Confitebor tibi domine in toto corde meo . . .«
Feiern will ich den Herrn aus ganzem Herzen, schmetterte der Mönchschor durch die Gewölbe der Basilika, und so hörte niemand außer Marocia selbst, dass Lando ihr im Vorbeigehen fünf Worte zuraunte: »Morgen Nachmittag, auf dem Pincius.«

    Der antike Patrizier Lucullus hatte auf dem pincischen Hügel einst seine berühmten Gärten angelegt, die so schön waren, dass eine Kaiserin sie unbedingt besitzen wollte – und Lucullus daher umbringen ließ. Heute war die frühere Pracht nur zu ahnen. Einige verknöcherte Eichen mochten noch von den Gärtnern des Lucullus gepflanzt worden sein, aber aus den geometrischen Beeten waren bunt blühende Wiesen geworden und aus einzelnen Büschen undurchdringliche Hecken.
    Marocia trauerte der geordneten Strenge nicht nach, für sie war der Hügel, über den sie heute zum ersten Mal spazierte, ein Zaubergarten, ja ein Garten Eden. Sie streifte mit den Händen über die orange und gelb erblühten Wildrosen und fing ihren schweren Duft ein. Um sie herum war Stille. Die Vögel waren unter der Last der Sommerhitze verstummt, nur die Zikaden sangen unermüdlich ihr Lied.
    Sie ging weiter durch das kniehohe Gras. Plötzlich lag Lando vor ihr auf der Wiese, nur wenige Schritte entfernt, und blickte in den wolkenlosen Himmel. Er hatte sich in diesen Jahren nicht verändert, überhaupt nicht. Seine dunklen Haare fielen ihm noch immer frech in die Stirn, seine Augen leuchteten wie geschliffener grüner Marmor, seine Haut war glatt und braun und sein Körper schlank und doch kraftvoll. Durch die enge Kleidung zeichneten sich Muskeln und Sehnen ab. Die jugendliche Weichheit, die er mit neunzehn Jahren noch ausgestrahlt hatte, war einem entschlossenen Ausdruck gewichen.

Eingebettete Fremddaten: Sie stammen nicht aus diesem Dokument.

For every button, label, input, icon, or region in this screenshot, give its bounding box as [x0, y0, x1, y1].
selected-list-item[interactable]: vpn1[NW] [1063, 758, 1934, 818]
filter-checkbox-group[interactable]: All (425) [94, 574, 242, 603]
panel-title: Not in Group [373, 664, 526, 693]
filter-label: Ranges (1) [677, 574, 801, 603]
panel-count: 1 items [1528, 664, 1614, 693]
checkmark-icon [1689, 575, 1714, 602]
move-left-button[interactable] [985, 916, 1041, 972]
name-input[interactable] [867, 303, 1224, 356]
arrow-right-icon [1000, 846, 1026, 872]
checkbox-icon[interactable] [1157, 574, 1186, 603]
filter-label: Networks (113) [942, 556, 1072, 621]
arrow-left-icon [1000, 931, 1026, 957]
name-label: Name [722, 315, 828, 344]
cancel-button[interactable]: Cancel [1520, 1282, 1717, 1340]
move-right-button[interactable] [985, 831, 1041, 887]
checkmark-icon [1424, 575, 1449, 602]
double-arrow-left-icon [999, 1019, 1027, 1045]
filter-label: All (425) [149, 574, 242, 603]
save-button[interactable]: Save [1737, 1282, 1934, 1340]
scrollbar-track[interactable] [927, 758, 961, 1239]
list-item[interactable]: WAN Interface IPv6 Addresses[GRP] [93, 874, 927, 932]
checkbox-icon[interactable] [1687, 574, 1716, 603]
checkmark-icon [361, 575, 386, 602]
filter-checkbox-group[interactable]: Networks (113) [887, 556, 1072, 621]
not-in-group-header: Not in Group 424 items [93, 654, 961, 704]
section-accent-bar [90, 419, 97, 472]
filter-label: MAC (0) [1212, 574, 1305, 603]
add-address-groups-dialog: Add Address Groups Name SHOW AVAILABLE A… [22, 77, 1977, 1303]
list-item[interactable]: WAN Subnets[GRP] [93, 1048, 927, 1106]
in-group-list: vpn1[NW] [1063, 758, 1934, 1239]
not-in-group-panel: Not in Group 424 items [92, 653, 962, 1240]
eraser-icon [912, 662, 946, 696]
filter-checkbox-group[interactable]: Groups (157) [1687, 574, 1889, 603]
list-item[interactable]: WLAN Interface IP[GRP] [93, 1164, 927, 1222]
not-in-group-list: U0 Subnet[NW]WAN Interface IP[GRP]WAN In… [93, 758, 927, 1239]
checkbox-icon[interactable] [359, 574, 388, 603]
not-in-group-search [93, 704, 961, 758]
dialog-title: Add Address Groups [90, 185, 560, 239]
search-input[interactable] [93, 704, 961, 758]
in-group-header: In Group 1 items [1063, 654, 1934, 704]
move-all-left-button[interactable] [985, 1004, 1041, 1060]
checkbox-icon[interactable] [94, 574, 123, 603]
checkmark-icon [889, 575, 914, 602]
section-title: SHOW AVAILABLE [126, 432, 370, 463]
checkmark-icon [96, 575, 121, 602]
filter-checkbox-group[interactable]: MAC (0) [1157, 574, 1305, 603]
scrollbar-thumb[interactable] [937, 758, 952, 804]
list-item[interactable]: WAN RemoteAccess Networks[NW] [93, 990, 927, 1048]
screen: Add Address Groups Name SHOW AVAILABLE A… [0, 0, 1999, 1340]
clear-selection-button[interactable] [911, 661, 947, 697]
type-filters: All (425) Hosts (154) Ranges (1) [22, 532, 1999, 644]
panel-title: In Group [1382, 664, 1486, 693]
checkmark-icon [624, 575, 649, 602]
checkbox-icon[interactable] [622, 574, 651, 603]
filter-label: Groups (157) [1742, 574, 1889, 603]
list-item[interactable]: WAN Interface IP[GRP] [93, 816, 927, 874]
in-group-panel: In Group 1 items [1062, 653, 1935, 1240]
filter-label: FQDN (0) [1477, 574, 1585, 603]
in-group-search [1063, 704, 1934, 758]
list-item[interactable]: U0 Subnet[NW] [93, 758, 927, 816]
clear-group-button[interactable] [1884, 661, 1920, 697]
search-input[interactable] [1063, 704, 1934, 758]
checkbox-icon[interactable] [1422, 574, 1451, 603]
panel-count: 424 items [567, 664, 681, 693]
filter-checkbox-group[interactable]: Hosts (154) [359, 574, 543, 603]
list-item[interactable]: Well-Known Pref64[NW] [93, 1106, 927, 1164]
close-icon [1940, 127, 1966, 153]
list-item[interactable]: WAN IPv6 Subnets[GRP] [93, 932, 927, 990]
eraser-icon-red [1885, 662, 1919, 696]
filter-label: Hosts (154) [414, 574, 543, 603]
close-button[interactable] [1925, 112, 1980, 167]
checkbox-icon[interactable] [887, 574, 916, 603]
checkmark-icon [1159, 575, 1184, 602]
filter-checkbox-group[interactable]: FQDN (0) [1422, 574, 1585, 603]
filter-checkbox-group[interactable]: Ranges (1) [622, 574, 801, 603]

    »Was überlegst du?«, fragte sie und blickte auf ihn herunter. Ihre Begrüßung erweckte den Anschein, sie seien Vertraute und hätten erst vor wenigen Momenten miteinander gesprochen. Tatsächlich war seit ihrer letzten Begegnung im Lateran ungeheuer viel geschehen, und sie kannten sich nicht besser als damals.
    Ihm jedoch schien ihre intime Ansprache zu gefallen, denn er streckte die Arme über den Kopf und lächelte. »Ein Vögelchen hat mir schon vor einigen Jahren gezwitschert, dass du gerne dem Zirpen der Zikaden lauschst, und ich habe gerade festgestellt, dass es mir auch gefällt.«
    »Du spionierst mir nach?«
    »Unentwegt«, gestand er. »Ich will wissen, wie es dir geht.«
    »Ich hasse es, überwacht zu werden.« Sie nahm eine Hand voll Gras und warf es auf Landos Gesicht.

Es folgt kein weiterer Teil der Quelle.